Brazil travel guide



Salvador Travel Guide

Largo do Pelourinho

Largo do Pelourinho, a fairly small triangular plaza, is among the oldest parts of town. You can guess from its name meaning "plaza of the pillory" what went on around here.

A Igreja de Nossa Senhora do Rosário dos Pretos (The Church Our Lady of the Rosary of the Blacks) is located in and dominates the Largo do Pelourinho. The church was built over a period of a hundred years or so beginning in 1704, by the enslaved members of O Irmandade de Nossa Senhora do Rosário dos Homens Pretos do Pelourinho (The Brotherhood of Our Lady of the Rosary of the Black Men of Pelourinho) for their own use (they weren't allowed inside the other churches, you see). One probably would be hard-pressed to find many other churches with statues of black saints so prominently and forthrightly displayed. Work on the church was always done at night so that the slaves' normal daytime work would carry on uninterrupted.

The Tuesday evening Mass (6 p.m.) is accompanied by (in part) African drumming and Yoruban liturgy.
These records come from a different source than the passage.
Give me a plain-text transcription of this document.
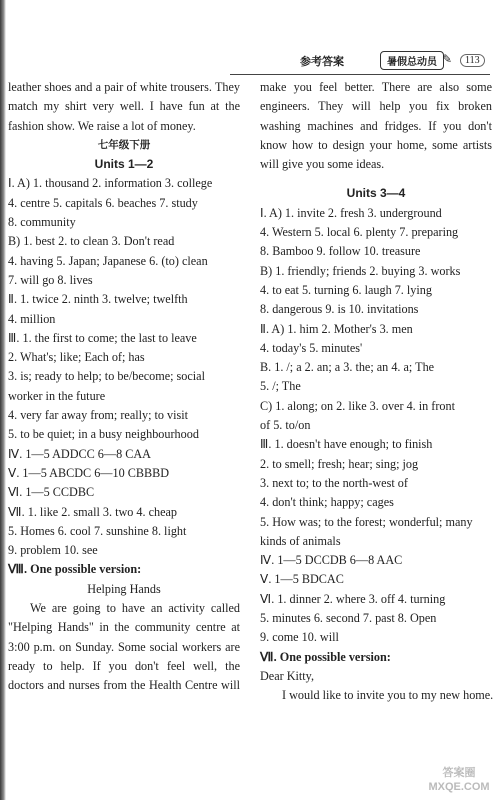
参考答案	暑假总动员 ✎	113
leather shoes and a pair of white trousers. They
match my shirt very well. I have fun at the
fashion show. We raise a lot of money.
七年级下册
Units 1—2
Ⅰ. A) 1. thousand 2. information 3. college
4. centre 5. capitals 6. beaches 7. study
8. community
B) 1. best 2. to clean 3. Don't read
4. having 5. Japan; Japanese 6. (to) clean
7. will go 8. lives
Ⅱ. 1. twice 2. ninth 3. twelve; twelfth
4. million
Ⅲ. 1. the first to come; the last to leave
2. What's; like; Each of; has
3. is; ready to help; to be/become; social
worker in the future
4. very far away from; really; to visit
5. to be quiet; in a busy neighbourhood
Ⅳ. 1—5 ADDCC 6—8 CAA
Ⅴ. 1—5 ABCDC 6—10 CBBBD
Ⅵ. 1—5 CCDBC
Ⅶ. 1. like 2. small 3. two 4. cheap
5. Homes 6. cool 7. sunshine 8. light
9. problem 10. see
Ⅷ. One possible version:
Helping Hands
We are going to have an activity called
"Helping Hands" in the community centre at
3:00 p.m. on Sunday. Some social workers are
ready to help. If you don't feel well, the
doctors and nurses from the Health Centre will
make you feel better. There are also some
engineers. They will help you fix broken
washing machines and fridges. If you don't
know how to design your home, some artists
will give you some ideas.
Units 3—4
Ⅰ. A) 1. invite 2. fresh 3. underground
4. Western 5. local 6. plenty 7. preparing
8. Bamboo 9. follow 10. treasure
B) 1. friendly; friends 2. buying 3. works
4. to eat 5. turning 6. laugh 7. lying
8. dangerous 9. is 10. invitations
Ⅱ. A) 1. him 2. Mother's 3. men
4. today's 5. minutes'
B. 1. /; a 2. an; a 3. the; an 4. a; The
5. /; The
C) 1. along; on 2. like 3. over 4. in front
of 5. to/on
Ⅲ. 1. doesn't have enough; to finish
2. to smell; fresh; hear; sing; jog
3. next to; to the north-west of
4. don't think; happy; cages
5. How was; to the forest; wonderful; many
kinds of animals
Ⅳ. 1—5 DCCDB 6—8 AAC
Ⅴ. 1—5 BDCAC
Ⅵ. 1. dinner 2. where 3. off 4. turning
5. minutes 6. second 7. past 8. Open
9. come 10. will
Ⅶ. One possible version:
Dear Kitty,
I would like to invite you to my new home.
答案圈
MXQE.COM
Another attraction at Largo do Pelourinho is "Casa de Jorge Amado", brazil's most beloved writer, Jorge Amado was long on the short list of the Nobel committee, until he died in 2001 at the age of 93. One of his most popular novels, Dona Flor and Her Two Husbands, was set in Pelourinho. The book-cover collage in the ground-floor cafe of the Casa shows the wide range of languages into which his dozens of works have been translated. The text-heavy exhibits on the upper floors tell the story of Amado's life. Signage is in Portuguese only, which is unfortunate because it's a heck of story. First published at 18, in the '30s Amado was labeled a communist, arrested, and tossed in jail for a short spell. Released from prison in 1936, Amado published a new novel, which was seized by authorities and burned in the streets of Salvador. In 1945 Amado was elected as a federal deputy, only to see his Communist Party of Brazil outlawed and he himself forced into exile in Prague. Only in 1958, with the publication of Gabriela, did Amado achieve national and international acclaim for his writing. He seemed to have found a new style and voice, setting his stories in Bahia, painting a colorful picture of the daily lives of whores, political strongmen, gamblers, crooks, and politicians. Gabriela, Tieta, and Dona Flor have all been made into movies starring the luscious Sonia Braga.